Of course, we disagree—on a lot!  And sometimes it is good we are on different continents and not in the same room.  But our disagreements are usually over the smallest of issues:  Should she be terrified or petrified?  Should he introduce himself with ‘How do you do?’ or ‘Pleased to meet you.’  Is it better to start a sentence with 'Meanwhile' or 'In the meanwhile', or 'Meantime' or 'In the meantime'? Clearly, these are important issues that would have a profound impact on the story!

And what if we can't find common ground?  Early on, we established a protocol for handling this possibility:  Whoever wrote the first draft gets to keep it.  Let the editor decide - which has never happened.

I am also asked whether collaboration suits everyone. My usual answer is that there are certain requirements for a good collaboration. 

First, you have to leave your ego behind. You have to accept that there will be times your collaborator's idea or writing is better than yours. Even for seasoned collaborators that can be very painful and irritating. 

Second, you have to accept that there is rarely one best way of doing anything. Learning how and when to compromise is essential. 

Third, there will be times when each of you is more productive than the other, and times when each of you is less productive than the other. Accept that everyone's energy rises and falls. It is only a problem when the balance is always tilted one way. 

Things work when everyone helps each other.

Finally, use the collaboration to have fun.

Overall, I'm convinced that collaboration leads to a better product.

Our usual response to the question "How can two people write together?” is another question: "How can someone write alone?" 

"You want to write alone?" I ask. "It's lonely; there's no one to brainstorm with; no one else to blame; no one to laugh with; no one to help finish that bottle of wine when together."

In fact, I'm particularly puzzled when authors ask me how two people can write together. I'm puzzled because all authors have to learn to collaborate at some level, be it with their agent, their various editors, their publisher, with the cover designer, and so on. They have no choice.

I think they should take the next step and collaborate the whole way!

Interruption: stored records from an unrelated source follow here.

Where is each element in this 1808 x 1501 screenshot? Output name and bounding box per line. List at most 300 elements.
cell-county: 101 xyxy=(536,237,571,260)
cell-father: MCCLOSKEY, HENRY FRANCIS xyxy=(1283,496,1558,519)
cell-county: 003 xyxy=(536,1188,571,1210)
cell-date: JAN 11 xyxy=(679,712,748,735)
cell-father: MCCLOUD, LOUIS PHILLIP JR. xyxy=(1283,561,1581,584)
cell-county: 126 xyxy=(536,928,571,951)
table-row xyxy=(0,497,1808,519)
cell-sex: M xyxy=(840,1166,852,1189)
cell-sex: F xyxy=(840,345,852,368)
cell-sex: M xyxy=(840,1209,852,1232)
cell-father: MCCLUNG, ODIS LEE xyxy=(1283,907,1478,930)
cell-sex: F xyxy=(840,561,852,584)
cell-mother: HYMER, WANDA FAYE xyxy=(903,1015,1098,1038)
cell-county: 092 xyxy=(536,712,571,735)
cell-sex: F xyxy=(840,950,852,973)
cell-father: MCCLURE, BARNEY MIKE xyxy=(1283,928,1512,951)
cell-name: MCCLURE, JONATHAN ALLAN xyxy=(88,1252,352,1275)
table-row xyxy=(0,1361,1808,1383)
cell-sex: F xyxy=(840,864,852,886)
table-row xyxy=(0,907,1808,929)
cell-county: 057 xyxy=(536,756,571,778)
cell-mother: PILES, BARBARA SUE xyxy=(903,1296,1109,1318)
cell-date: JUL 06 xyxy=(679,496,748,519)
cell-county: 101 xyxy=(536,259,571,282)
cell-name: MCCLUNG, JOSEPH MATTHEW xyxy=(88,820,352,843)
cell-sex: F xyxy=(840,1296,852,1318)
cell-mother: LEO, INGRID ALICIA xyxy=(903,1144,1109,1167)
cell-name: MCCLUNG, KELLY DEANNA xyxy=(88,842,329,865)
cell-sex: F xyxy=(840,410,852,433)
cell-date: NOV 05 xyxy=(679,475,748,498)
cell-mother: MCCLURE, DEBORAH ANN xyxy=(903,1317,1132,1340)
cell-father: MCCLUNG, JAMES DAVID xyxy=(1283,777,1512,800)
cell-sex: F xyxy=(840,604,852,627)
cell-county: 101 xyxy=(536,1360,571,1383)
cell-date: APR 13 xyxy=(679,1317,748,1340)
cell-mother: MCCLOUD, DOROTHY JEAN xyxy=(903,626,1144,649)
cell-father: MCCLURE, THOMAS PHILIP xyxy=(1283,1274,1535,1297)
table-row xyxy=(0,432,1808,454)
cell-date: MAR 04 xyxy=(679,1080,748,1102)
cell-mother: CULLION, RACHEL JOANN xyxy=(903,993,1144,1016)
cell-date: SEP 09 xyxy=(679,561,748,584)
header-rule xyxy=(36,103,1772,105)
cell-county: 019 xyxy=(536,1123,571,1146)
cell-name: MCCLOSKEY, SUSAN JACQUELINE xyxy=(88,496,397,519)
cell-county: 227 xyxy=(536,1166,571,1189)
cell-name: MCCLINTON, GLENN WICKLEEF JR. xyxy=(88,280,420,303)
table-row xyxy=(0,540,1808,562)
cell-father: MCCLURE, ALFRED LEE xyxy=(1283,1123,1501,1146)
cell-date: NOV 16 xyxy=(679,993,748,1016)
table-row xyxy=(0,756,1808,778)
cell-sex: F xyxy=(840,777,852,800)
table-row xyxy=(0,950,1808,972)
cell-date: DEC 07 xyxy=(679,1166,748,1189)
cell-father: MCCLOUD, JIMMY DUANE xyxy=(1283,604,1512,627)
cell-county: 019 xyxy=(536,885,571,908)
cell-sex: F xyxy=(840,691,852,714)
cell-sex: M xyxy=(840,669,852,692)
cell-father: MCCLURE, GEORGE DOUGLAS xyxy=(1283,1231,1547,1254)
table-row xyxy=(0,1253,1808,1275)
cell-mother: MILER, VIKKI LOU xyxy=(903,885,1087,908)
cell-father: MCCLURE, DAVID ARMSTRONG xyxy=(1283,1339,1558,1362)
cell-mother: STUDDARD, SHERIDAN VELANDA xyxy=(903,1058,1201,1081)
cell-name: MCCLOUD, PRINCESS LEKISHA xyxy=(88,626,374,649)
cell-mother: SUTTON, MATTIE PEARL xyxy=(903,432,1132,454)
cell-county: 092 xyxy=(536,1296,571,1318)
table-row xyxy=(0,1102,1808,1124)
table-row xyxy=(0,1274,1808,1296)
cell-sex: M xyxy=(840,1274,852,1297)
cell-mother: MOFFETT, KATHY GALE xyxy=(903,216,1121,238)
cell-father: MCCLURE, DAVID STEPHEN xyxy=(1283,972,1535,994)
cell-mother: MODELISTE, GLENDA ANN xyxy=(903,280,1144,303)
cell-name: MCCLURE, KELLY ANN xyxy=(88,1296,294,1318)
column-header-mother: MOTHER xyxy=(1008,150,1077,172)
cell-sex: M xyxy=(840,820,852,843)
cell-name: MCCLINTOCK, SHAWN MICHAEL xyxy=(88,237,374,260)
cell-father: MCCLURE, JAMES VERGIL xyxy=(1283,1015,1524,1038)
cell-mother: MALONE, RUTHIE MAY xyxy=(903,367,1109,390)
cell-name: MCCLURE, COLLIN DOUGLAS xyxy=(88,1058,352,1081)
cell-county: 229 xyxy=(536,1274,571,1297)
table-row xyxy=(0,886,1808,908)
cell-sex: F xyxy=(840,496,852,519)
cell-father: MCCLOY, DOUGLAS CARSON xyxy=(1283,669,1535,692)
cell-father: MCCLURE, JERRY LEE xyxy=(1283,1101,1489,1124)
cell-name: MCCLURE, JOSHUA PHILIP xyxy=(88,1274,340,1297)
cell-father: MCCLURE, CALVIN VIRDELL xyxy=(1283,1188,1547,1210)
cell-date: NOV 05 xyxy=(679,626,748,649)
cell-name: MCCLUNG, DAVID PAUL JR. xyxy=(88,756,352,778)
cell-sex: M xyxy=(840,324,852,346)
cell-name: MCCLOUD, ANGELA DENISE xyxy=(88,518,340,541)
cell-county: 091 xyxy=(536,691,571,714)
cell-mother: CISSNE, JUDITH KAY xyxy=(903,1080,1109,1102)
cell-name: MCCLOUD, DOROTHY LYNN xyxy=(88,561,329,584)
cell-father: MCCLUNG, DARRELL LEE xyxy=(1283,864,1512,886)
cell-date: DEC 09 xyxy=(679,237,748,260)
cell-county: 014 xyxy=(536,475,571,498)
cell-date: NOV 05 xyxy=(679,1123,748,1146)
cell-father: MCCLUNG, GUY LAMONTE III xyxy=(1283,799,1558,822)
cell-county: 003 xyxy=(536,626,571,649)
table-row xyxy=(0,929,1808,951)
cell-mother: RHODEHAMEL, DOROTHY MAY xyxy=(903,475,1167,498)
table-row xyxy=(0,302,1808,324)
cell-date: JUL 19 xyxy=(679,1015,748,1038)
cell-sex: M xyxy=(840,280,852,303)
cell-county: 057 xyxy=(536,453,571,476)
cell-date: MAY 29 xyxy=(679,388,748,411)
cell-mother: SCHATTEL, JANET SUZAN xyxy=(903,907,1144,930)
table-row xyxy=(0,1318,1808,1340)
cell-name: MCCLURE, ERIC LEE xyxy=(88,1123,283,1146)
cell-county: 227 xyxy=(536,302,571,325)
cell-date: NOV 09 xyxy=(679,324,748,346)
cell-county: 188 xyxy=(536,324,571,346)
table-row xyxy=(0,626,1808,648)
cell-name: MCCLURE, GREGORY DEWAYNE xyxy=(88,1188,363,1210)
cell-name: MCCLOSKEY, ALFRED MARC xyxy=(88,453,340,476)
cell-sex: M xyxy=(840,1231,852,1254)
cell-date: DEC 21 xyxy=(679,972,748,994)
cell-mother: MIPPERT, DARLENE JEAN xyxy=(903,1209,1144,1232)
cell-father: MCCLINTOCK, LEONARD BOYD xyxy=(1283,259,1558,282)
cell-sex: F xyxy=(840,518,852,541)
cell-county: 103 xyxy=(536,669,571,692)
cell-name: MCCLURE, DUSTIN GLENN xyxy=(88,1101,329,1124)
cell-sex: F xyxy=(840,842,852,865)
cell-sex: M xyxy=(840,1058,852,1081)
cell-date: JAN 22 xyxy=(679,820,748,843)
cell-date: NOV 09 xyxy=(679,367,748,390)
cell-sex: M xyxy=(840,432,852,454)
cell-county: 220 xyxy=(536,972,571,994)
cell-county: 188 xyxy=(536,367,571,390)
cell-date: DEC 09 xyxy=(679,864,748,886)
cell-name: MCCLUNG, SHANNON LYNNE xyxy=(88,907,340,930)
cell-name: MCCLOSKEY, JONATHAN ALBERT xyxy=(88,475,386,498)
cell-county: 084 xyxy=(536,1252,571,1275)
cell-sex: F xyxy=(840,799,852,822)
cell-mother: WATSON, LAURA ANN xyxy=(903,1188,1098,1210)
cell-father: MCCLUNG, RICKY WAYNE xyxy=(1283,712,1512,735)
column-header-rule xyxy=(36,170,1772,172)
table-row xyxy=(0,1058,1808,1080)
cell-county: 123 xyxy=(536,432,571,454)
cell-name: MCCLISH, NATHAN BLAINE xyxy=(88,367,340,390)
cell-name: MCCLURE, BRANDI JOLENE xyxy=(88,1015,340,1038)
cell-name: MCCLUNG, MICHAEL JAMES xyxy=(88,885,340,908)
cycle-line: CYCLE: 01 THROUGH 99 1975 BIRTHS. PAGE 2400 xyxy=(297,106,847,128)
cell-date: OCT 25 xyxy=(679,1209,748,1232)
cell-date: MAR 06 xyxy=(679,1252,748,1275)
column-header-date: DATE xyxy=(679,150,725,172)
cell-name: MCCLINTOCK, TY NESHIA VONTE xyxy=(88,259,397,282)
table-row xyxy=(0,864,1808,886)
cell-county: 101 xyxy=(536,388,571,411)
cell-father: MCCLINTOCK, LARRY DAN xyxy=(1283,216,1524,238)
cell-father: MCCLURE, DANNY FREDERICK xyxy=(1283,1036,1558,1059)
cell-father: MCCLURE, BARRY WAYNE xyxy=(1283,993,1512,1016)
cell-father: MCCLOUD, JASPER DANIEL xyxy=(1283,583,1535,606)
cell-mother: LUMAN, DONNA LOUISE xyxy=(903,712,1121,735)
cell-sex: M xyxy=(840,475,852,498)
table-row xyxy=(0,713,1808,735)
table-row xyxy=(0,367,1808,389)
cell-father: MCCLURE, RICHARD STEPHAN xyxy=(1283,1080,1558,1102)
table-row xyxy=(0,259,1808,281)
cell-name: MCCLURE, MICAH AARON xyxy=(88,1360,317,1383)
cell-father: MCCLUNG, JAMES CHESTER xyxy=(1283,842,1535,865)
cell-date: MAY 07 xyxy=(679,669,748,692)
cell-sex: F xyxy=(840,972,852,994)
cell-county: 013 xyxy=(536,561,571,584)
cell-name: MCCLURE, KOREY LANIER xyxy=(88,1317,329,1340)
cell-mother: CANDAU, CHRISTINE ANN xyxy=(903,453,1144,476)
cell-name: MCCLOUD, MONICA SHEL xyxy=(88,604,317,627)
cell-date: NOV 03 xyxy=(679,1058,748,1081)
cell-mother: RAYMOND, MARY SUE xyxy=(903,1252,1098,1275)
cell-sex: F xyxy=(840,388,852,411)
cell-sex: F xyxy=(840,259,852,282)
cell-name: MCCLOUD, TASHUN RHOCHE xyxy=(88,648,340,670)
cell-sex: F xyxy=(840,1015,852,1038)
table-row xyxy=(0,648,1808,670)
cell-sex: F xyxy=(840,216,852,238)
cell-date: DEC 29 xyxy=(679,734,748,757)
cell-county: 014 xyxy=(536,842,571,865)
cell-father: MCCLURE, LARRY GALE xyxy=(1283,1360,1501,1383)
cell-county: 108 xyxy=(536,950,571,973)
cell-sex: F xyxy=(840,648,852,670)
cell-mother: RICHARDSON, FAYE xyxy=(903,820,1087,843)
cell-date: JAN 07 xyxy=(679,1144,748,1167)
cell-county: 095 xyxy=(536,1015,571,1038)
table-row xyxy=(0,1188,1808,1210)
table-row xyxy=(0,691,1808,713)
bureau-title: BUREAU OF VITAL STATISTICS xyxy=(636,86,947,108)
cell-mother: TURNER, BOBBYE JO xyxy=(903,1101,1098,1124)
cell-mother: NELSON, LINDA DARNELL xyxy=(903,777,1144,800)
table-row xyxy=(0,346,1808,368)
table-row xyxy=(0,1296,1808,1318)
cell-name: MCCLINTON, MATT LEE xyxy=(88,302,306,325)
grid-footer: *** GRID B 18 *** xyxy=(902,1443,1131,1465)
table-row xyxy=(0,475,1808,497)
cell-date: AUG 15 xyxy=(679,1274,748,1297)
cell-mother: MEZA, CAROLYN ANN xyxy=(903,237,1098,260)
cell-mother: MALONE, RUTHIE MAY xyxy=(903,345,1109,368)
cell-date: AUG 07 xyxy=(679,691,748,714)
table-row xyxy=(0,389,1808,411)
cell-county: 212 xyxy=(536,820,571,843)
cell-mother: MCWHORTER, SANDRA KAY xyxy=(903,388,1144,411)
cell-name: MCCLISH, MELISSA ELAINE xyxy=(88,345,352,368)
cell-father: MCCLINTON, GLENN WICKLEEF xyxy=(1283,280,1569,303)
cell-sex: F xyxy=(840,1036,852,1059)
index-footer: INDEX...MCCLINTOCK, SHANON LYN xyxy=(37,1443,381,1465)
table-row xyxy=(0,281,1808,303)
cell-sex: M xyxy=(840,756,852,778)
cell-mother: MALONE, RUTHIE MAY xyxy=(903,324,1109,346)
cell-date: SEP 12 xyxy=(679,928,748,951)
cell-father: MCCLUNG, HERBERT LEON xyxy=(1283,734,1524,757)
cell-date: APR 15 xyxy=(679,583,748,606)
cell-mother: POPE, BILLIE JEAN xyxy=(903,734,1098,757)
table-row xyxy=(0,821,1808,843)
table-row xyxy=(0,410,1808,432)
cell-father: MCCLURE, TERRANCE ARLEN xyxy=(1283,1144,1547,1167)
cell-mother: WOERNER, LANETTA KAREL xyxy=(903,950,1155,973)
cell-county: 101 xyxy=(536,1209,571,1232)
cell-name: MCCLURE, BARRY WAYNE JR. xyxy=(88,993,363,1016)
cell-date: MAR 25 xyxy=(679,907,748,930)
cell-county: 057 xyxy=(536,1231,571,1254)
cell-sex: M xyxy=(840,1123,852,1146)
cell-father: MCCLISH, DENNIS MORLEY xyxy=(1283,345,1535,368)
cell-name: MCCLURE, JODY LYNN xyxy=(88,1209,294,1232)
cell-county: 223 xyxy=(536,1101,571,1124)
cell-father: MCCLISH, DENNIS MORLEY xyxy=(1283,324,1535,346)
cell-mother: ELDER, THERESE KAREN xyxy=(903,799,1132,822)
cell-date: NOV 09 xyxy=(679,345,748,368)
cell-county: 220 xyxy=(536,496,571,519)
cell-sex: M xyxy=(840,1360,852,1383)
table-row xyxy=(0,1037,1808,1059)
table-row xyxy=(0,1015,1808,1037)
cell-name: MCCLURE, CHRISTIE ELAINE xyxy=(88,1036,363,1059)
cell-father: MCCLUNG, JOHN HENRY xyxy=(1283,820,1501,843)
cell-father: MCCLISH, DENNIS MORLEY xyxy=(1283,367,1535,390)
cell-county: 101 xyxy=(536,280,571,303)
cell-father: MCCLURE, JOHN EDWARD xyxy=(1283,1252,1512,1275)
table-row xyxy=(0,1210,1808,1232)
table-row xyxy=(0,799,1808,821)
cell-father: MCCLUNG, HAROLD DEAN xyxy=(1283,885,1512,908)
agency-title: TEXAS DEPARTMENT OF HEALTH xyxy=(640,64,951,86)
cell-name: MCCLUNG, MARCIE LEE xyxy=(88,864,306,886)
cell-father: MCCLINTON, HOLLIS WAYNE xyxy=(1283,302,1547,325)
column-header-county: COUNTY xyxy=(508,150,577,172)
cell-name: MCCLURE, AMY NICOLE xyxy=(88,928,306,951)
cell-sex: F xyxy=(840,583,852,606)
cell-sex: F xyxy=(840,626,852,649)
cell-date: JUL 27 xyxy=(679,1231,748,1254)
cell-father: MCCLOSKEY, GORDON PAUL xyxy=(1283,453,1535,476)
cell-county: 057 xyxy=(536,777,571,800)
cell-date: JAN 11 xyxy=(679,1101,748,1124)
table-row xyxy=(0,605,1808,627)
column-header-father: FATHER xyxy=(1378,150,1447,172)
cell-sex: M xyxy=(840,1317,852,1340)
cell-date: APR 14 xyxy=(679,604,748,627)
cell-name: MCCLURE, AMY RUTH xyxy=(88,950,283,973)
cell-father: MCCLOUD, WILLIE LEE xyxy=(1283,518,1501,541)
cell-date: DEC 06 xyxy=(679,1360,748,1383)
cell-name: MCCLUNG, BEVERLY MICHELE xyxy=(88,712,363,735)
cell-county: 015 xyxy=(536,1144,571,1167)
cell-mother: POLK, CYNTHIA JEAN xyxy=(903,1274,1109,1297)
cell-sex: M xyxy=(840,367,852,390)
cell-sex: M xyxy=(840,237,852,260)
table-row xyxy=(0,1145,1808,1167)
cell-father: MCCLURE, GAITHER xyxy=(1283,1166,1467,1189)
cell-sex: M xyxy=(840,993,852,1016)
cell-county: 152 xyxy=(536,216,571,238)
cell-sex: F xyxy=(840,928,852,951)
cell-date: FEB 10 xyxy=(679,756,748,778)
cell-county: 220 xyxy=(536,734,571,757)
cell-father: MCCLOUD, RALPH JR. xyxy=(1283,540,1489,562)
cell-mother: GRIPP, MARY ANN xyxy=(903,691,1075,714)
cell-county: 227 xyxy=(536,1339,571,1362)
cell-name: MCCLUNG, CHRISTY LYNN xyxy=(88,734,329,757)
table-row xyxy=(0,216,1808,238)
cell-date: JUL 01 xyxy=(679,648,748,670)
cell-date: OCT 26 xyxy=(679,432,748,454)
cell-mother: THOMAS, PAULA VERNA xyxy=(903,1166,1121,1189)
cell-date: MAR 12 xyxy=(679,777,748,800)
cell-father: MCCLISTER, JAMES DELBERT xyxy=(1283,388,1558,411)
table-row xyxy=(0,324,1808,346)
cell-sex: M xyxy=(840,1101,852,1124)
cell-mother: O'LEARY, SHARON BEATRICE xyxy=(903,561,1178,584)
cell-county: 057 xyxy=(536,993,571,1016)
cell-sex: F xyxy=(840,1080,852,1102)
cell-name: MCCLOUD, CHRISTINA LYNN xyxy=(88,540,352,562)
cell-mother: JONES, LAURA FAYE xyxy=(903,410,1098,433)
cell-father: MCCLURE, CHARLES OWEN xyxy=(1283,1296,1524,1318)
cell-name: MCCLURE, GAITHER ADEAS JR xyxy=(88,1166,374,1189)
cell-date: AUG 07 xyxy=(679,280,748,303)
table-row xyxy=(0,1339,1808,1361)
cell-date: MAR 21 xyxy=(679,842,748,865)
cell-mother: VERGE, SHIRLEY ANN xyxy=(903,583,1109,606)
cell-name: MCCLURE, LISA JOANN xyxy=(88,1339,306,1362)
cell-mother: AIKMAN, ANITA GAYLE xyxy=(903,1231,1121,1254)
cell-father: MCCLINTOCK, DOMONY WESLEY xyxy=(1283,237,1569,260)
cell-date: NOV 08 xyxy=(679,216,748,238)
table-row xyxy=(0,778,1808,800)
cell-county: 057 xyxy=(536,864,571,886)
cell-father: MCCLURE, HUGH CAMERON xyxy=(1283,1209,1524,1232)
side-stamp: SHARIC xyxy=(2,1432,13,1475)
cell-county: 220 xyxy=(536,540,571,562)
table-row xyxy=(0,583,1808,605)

Occasionally one head IS better than two. I remember one heated exchange Michael and I had about which way Kubu would have to turn when he entered an abandoned house in the Kalahari that was thought to house the bad guys. I had a very clear picture of the layout of the house and was certain he had to turn left. Michael also had a clear picture of the layout and knew that Kubu had to turn right. After much heat had been generated, we realised that neither of us had shared our floor plan with the other. And, of course, the floor plans were different.

Here is the result of the latest collaboration between Michael and me, with a very nice blurb coming out of Edinburgh.

And, of course, the Murder is Everywhere blog is a fine example of collaboration between disparate writers, most of whom claim they could never write with someone else!

Ho ho ho! I wish all our Murder is Everywhere readers and bloggers a safe, healthy, and happy festive season.


  1. And a Happy and Healthy Holiday season to you, Stan...and to you too, Michael.

  2. Wait--is there a floor plan to this blog? Happy Christmas and a Wonderful new year, Stanley on the left, Michael on the right and Jeffrey and everyone else on and reading this!